Le débat grandit outre-Manche sous la pression de UKIP [Parti pour l’indépendance du Royaume-Uni, dont le dirigeant actuel est Nigel Farage, ndlr] et de l’aile eurosceptique des conservateurs, qui n’a pas hésité à défier David Cameron récemment. Sous leur influence, le Premier ministre pourrait bien organiser un référendum sur la sortie de l’UE, dont l’issue est très incertaine.
Entre conflits et liens qui se distendent
La position de la Grande-Bretagne devient de plus en plus délicate au sein de l’Union européenne. Londres a toujours eu une attitude ambivalente à l’égard du projet européen. En effet, dans la colonne des plus se trouve la libéralisation poussée par les traités européens, conforme à la tradition économique du pays. En outre, Londres a réussi depuis le traité de Maastricht a se construire une Europe à la carte, où elle parvient à ne pas rejoindre les politiques auxquelles elle est hostile (euro, Schengen). Mieux, Margaret Thatcher a obtenu une ristourne à la contribution du pays.
Mais la partie positive du bilan est entachée par plusieurs points très négatifs. La Grande-Bretagne est une île, très attachée à sa souveraineté et à ses particularismes, mais aussi à la responsabilité politique de ses dirigeants et par nature plutôt hostile à la bureaucratie. Du coup, le projet européen heurte de plein fouet sa sensibilité, que ce soit par la volonté d’harmonisation ou le fait de confier les pouvoirs à une bureaucratie peu transparente et irresponsable. La Banque Centrale britannique a une tradition de transparence à mille lieues de celle de la BCE, totalement opaque.
Du coup, les conflits ne cessent de s’accumuler. David Cameron a mis son véto au TSCG [Traité sur la stabilité, la coordination et la gouvernance, ou Pacte budgétaire européen, ndlr], la camisole budgétaire, qui n’a pas pu prendre la forme d’un traité de plein exercice comme prévu. Les négociations sur le budget sont extrêmement tendues puisque la Grande-Bretagne veut réduire l’enveloppe demandée par les instances européennes tout en conservant sa ristourne. La situation se tend de plus en plus et certains, dont The Economist, regrettent la marginalisation du pays en Europe.
Une sortie pour une nouvelle Europe ?
En fait, aujourd’hui, Londres a un pied dans l’UE et un pied dehors (notamment d’un point de vue monétaire, ce qui lui a permis de monétiser 375 milliards de livres de dettes publiques en quatre ans). La sortie du pays aurait un véritable impact sur la direction de la construction européenne puisque Londres est un aiguillon libéral, qui plaide pour toujours plus de libéralisation dans tous les domaines.
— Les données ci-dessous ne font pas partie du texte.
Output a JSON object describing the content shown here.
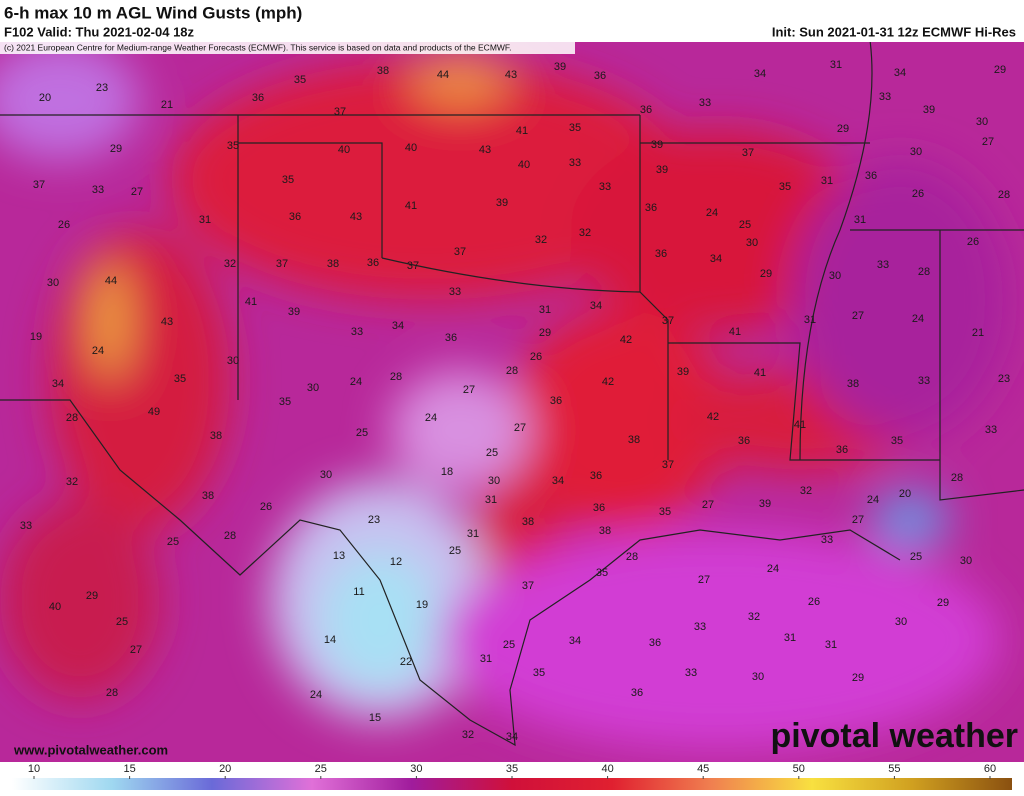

Son départ permettrait sans doute un agenda un peu plus interventionniste, dans le cadre limité des traités.
On peut notamment penser au cas de la finance, où Londres est vent debout contre le projet de taxation des transactions financières, qui a fini par rassembler une dizaine de pays. Mais si Londres venait à quitter l’UE, les pays européens pourraient alors choisir de recloisonner les marchés financiers pour éviter que tous les capitaux partent à Londres, en Suisse ou au Luxembourg. La France, l’Allemagne, l’Italie et l’Espagne pourraient alors créer une Zone européenne financière coupée de la City, avec des règles beaucoup plus strictes contre la spéculation et une taxation plus élevée.
On peut également penser qu’il serait plus facile de développer des politiques industrielles sur le modèle d’Airbus, pratiques assez étrangères au pays d’Adam Smith, qui préfère la main invisible du marché. Néanmoins, il ne faut pas surestimer l’impact qu’aurait le départ de la Grande-Bretagne car il ne faut pas oublier que les traités européens ont un biais néolibéral extrêmement marqué dont il faudrait se débarrasser pour pouvoir mener des politiques différentes (protectionnisme ciblé, restrictions et taxation des mouvements de capitaux, politiques industrielles ambitieuses).
Il semble aujourd’hui de plus en plus possible que la Grande-Bretagne quitte l’Union européenne. Mais si cela changerait les rapports de force idéologiques, sans nouveaux traités européens, l’évolution serait limitée par le cadre extrêmement contraignant mis en place depuis l’Acte unique.